Possible Solutions for Homework 3

K Foster, Economics of Environment, Eco B9526, CCNY

Spring 2011

 

 

1.        Carefully explain an example of an environmental problem affecting New York and explain the Coase-type solution.  What might Ostrom add to this?  Which version of the explanation seems more compelling to you?

Answers will vary.

2.       Consider two firms situated near to each other: a brewery (which needs clean water) and a tannery (which expels dirty water).  The tannery currently emits 50 units/day of chemicals into the water.  Its marginal costs of reducing these emissions, where reductions of emissions are q, is 8q.  The brewery's marginal costs of cleaning the chemicals out of the water before using the water are proportional to twice the level of the pollutant.

    1. In the absence of regulation or negotiation, what level of emissions would the tannery emit?  What would be the marginal costs to the brewery to clean the water again?

With neither regulation nor negotiation, the tannery would emit 50 units/day of chemical pollutants, so incurring zero marginal cost of cleanup.  The brewery would have MC=100 for cleaning all of this.

    1. What amount of emissions would be chosen if both firms were owned by a single company (or would be chosen by a social planner)?

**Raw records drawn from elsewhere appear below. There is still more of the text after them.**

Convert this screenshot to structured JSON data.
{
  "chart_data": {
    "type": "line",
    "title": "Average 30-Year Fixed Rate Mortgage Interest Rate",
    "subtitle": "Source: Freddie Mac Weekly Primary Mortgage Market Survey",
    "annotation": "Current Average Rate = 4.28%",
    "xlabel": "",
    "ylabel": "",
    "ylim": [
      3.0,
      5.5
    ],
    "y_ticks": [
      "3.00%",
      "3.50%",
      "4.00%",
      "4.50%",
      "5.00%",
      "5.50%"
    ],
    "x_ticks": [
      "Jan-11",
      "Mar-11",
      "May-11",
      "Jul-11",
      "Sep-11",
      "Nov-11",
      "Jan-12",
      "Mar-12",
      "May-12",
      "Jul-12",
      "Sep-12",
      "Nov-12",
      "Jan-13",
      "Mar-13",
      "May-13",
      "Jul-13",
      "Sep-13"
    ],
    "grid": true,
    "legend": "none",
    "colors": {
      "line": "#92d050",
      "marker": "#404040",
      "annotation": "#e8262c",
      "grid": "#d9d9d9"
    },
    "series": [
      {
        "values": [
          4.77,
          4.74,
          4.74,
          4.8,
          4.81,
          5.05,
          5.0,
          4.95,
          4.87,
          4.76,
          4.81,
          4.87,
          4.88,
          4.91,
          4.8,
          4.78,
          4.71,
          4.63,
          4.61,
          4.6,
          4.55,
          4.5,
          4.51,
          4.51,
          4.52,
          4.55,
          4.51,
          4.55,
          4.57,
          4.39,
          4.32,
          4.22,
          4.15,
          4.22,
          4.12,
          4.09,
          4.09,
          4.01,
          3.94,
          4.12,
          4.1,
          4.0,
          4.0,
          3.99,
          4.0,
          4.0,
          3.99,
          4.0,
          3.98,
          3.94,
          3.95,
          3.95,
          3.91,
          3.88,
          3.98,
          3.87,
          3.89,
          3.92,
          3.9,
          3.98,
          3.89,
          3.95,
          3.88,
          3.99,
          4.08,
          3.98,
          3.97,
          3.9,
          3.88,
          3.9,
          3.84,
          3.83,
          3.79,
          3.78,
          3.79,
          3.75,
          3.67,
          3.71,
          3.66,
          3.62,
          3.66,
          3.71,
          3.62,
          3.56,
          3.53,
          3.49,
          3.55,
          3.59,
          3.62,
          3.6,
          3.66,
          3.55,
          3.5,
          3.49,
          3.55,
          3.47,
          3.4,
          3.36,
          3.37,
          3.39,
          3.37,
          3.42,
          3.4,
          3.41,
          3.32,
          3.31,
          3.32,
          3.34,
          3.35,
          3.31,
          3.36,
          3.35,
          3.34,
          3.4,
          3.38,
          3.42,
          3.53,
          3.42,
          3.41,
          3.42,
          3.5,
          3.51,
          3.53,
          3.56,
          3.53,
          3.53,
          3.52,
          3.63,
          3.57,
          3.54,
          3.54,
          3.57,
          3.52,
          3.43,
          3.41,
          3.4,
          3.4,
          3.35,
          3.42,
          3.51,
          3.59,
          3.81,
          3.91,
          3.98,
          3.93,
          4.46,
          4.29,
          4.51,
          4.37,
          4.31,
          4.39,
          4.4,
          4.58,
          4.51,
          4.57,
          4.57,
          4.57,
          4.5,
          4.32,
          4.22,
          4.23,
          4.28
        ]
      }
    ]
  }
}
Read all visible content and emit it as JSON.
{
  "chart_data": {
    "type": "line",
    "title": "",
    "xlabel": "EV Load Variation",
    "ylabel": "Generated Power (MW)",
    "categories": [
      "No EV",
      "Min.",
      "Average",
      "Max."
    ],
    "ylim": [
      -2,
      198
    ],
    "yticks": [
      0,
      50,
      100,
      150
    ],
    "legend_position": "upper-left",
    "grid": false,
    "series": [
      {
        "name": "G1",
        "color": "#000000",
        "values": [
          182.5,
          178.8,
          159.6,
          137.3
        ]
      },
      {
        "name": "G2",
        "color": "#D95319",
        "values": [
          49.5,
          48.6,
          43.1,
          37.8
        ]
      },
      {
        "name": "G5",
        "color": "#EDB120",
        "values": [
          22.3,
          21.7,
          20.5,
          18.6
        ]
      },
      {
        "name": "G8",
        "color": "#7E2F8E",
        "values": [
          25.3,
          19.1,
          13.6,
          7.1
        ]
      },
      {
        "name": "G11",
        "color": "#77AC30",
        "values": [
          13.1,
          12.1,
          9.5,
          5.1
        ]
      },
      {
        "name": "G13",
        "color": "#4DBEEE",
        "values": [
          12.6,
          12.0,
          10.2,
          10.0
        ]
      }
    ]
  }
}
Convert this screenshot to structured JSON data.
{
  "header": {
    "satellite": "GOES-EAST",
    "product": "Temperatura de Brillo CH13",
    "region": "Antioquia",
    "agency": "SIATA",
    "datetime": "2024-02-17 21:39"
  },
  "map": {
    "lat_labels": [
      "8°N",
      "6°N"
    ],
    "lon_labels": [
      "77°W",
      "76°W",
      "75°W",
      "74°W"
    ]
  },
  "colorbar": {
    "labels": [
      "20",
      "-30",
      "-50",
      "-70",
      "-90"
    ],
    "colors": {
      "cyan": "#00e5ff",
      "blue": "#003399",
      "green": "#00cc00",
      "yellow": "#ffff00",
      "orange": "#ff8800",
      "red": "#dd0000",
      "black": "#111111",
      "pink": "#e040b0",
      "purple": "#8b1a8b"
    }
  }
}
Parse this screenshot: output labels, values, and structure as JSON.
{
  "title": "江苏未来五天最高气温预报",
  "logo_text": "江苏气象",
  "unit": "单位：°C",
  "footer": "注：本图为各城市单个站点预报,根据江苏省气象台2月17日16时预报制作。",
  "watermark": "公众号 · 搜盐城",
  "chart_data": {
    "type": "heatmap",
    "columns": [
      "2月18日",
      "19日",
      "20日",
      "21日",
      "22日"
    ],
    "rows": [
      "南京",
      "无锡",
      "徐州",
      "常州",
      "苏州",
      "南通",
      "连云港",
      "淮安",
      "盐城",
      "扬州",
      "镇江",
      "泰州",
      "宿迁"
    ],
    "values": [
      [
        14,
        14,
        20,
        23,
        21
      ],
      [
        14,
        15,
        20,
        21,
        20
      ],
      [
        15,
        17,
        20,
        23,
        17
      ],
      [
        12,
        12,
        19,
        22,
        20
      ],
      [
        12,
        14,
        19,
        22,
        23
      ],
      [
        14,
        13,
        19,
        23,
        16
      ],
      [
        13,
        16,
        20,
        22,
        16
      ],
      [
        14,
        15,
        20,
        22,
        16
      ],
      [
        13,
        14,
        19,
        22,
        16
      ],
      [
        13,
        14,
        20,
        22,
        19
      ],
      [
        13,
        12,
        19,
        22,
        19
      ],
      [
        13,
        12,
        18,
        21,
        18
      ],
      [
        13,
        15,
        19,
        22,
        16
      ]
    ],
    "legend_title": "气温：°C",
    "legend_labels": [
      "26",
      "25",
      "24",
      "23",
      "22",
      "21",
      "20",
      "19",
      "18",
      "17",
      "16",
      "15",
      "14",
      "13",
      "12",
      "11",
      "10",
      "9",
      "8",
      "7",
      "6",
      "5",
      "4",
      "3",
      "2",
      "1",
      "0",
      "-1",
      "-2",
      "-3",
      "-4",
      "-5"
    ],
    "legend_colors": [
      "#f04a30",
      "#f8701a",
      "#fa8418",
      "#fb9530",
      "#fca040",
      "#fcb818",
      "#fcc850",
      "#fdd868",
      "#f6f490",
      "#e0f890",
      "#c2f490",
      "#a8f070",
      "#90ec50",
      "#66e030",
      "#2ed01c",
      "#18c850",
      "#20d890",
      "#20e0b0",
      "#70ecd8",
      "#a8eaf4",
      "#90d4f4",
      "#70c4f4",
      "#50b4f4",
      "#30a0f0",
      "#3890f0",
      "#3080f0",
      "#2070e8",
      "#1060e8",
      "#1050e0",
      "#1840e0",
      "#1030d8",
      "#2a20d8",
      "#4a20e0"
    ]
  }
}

The MC of the tannery are 8q; the MC of the brewery are 2(50 – q).  These are equal at q*=10, or pollution emissions of 40, which would be the social optimum.  At this level both firms have MC=80.

0      10     20     30     40    50 units of pollution

50   40     30     20     10    0 units of q (reduction)

 
 

 

 

 

 

 

 

 

 

 

 


    1. What would the Coase Theorem suggest could be an expected outcome?  How much would the brewery be willing to pay to lobby for a law requiring clean water?  How much would the tannery be willing to pay to lobby for a law allowing unlimited emissions?

The Coase Theorem suggests that, if laws allowed unlimited pollution emissions, then the Brewery would be willing to pay the Tannery a price like 80 for ten units of emission reductions, so 800 in total.  If laws allowed the Brewery to sue for damages to recoup the costs of cleanup, then the Tannery would pay the Brewery a price like 80 to allow 40 units of emissions, so 3200.  If the law were in flux and considered by the legislature, then the Brewery would lobby for mandated cleanup and the Tannery for lax pollution regulation and would be willing to pay the present discounted value of these payments.